By: International Society of Automation (ISA) , Nikhil Makhija
25 March, 2025
3 min read
Process Control Charts in Manufacturing Excellence
Process Control Charts in Manufacturing Excellence
Process control charts are an important application of statistical process control (SPC).

Introduction

Process control charts are an important application of statistical process control (SPC) that are used in the management of processes in various industries with the aim of maintaining consistency, reducing variation and improving quality of products and services. These charts are particularly important in Six Sigma and manufacturing organizations to achieve process stability and excellence. Six Sigma is a data-driven approach to defect reduction and process improvement. Control charts are an important part of Six Sigma projects as they give real time feedback on process capability, help with decision making based on data and thus help in identifying where there is room for improvement.

In manufacturing these charts are very useful in achieving product quality, minimizing waste and increasing production yield.

What are control charts?

Control charts are statistical tools that are used to study the behavior of a process over time. They are useful in distinguishing between the random or normal process fluctuations, also referred to as common cause variation and the special cause variation which are the atypical events that require correction.

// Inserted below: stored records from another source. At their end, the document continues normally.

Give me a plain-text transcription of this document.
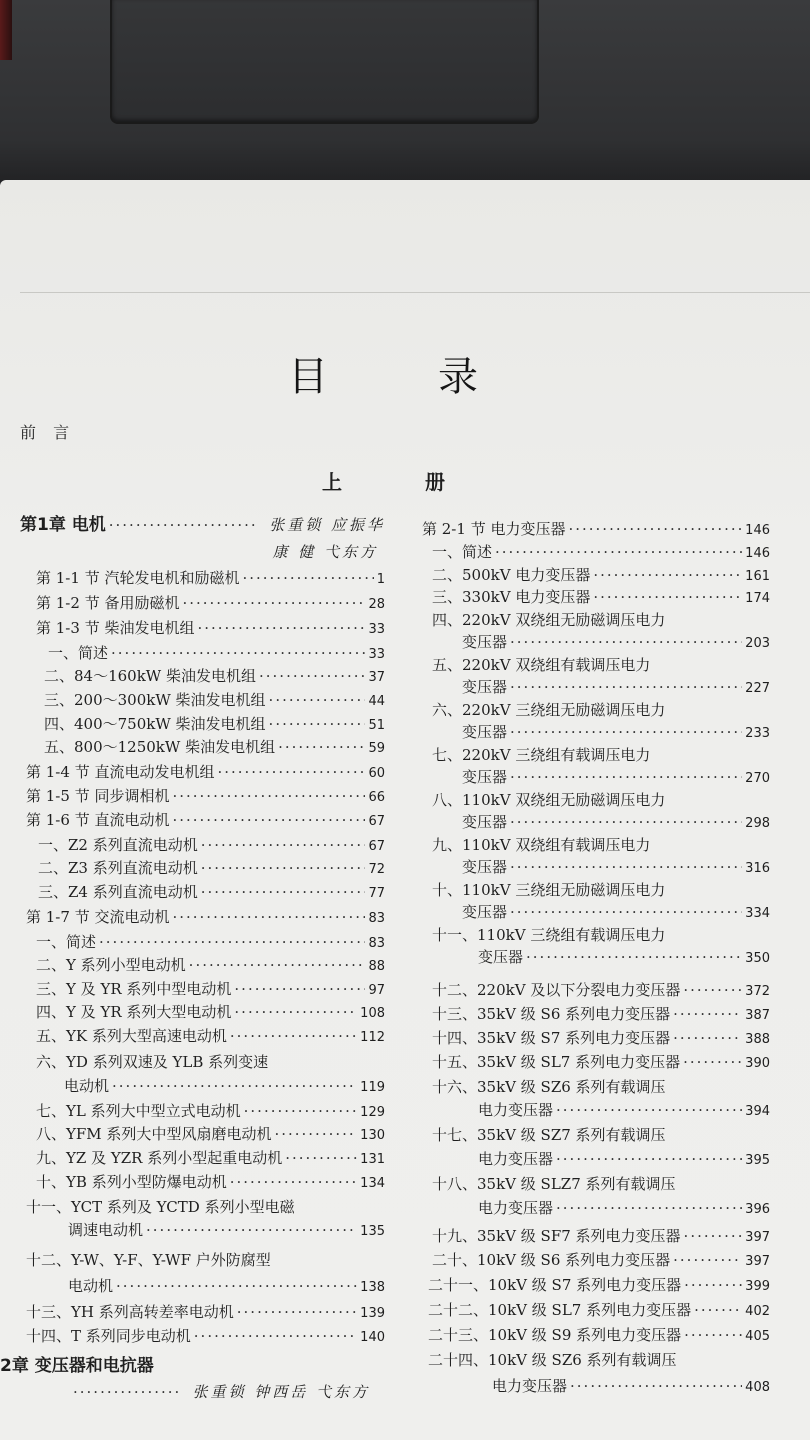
目	录
前 言
上	册
第1章 电机 ·····	张重锁 应振华
康 健 弋东方
第 1-1 节 汽轮发电机和励磁机 ·····	1
第 1-2 节 备用励磁机 ·····	28
第 1-3 节 柴油发电机组 ·····	33
一、简述 ·····	33
二、84～160kW 柴油发电机组 ·····	37
三、200～300kW 柴油发电机组 ·····	44
四、400～750kW 柴油发电机组 ·····	51
五、800～1250kW 柴油发电机组 ·····	59
第 1-4 节 直流电动发电机组 ·····	60
第 1-5 节 同步调相机 ·····	66
第 1-6 节 直流电动机 ·····	67
一、Z2 系列直流电动机 ·····	67
二、Z3 系列直流电动机 ·····	72
三、Z4 系列直流电动机 ·····	77
第 1-7 节 交流电动机 ·····	83
一、简述 ·····	83
二、Y 系列小型电动机 ·····	88
三、Y 及 YR 系列中型电动机 ·····	97
四、Y 及 YR 系列大型电动机 ·····	108
五、YK 系列大型高速电动机 ·····	112
六、YD 系列双速及 YLB 系列变速
电动机 ·····	119
七、YL 系列大中型立式电动机 ·····	129
八、YFM 系列大中型风扇磨电动机 ·····	130
九、YZ 及 YZR 系列小型起重电动机 ·····	131
十、YB 系列小型防爆电动机 ·····	134
十一、YCT 系列及 YCTD 系列小型电磁
调速电动机 ·····	135
十二、Y-W、Y-F、Y-WF 户外防腐型
电动机 ·····	138
十三、YH 系列高转差率电动机 ·····	139
十四、T 系列同步电动机 ·····	140
2章 变压器和电抗器
·····
张重锁 钟西岳 弋东方
第 2-1 节 电力变压器 ·····	146
一、简述 ·····	146
二、500kV 电力变压器 ·····	161
三、330kV 电力变压器 ·····	174
四、220kV 双绕组无励磁调压电力
变压器 ·····	203
五、220kV 双绕组有载调压电力
变压器 ·····	227
六、220kV 三绕组无励磁调压电力
变压器 ·····	233
七、220kV 三绕组有载调压电力
变压器 ·····	270
八、110kV 双绕组无励磁调压电力
变压器 ·····	298
九、110kV 双绕组有载调压电力
变压器 ·····	316
十、110kV 三绕组无励磁调压电力
变压器 ·····	334
十一、110kV 三绕组有载调压电力
变压器 ·····	350
十二、220kV 及以下分裂电力变压器 ·····	372
十三、35kV 级 S6 系列电力变压器 ·····	387
十四、35kV 级 S7 系列电力变压器 ·····	388
十五、35kV 级 SL7 系列电力变压器 ·····	390
十六、35kV 级 SZ6 系列有载调压
电力变压器 ·····	394
十七、35kV 级 SZ7 系列有载调压
电力变压器 ·····	395
十八、35kV 级 SLZ7 系列有载调压
电力变压器 ·····	396
十九、35kV 级 SF7 系列电力变压器 ·····	397
二十、10kV 级 S6 系列电力变压器 ·····	397
二十一、10kV 级 S7 系列电力变压器 ·····	399
二十二、10kV 级 SL7 系列电力变压器 ·····	402
二十三、10kV 级 S9 系列电力变压器 ·····	405
二十四、10kV 级 SZ6 系列有载调压
电力变压器 ·····	408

Figure 1: X-Bar Control Chart

Components of a Control Chart

1. Data points: These are the symbols that represent the process data at different points in time. 2. Central Line (CL): The statistical measure of center of the dataset, the mean, which gives an idea of the location of the process. 3.

Upper Control Limit (UCL): A point is said to be out of control if it is above this limit. 4. Lower Control Limit (LCL): A point is said to be out of control if it is below this limit. 5.

Time Axis: This shows the different times at which the data was collected in sequence. 6. Control Limits Calculation: They are usually set at +/-3 standard deviations from the mean to include the natural variation.

Types of control charts

Variable control charts (For measurable data):

  • X-bar and R Chart (Mean and Range)
  • X-bar and S Chart (Mean and Standard Deviation) 
  • Individual and Moving Range (I-MR) Chart

Attribute control charts (For countable data):

  • P Chart (Proportion of Defectives)
  • NP Chart (Number of Defectives)
  • C Chart (Number of Defects per Unit)
  • U Chart (Defects per Unit with Varying Sample Sizes)

  How control charts work

Control charts monitor the process continually and alert staff to conditions that are not typical of the process. They assist in the recognition of trends, shifts or patterns that are indicative of a point of change, be it a good one or a bad one. This approach is preventive in nature and is directed towards avoiding defects before they occur so that the process becomes stable and predictable.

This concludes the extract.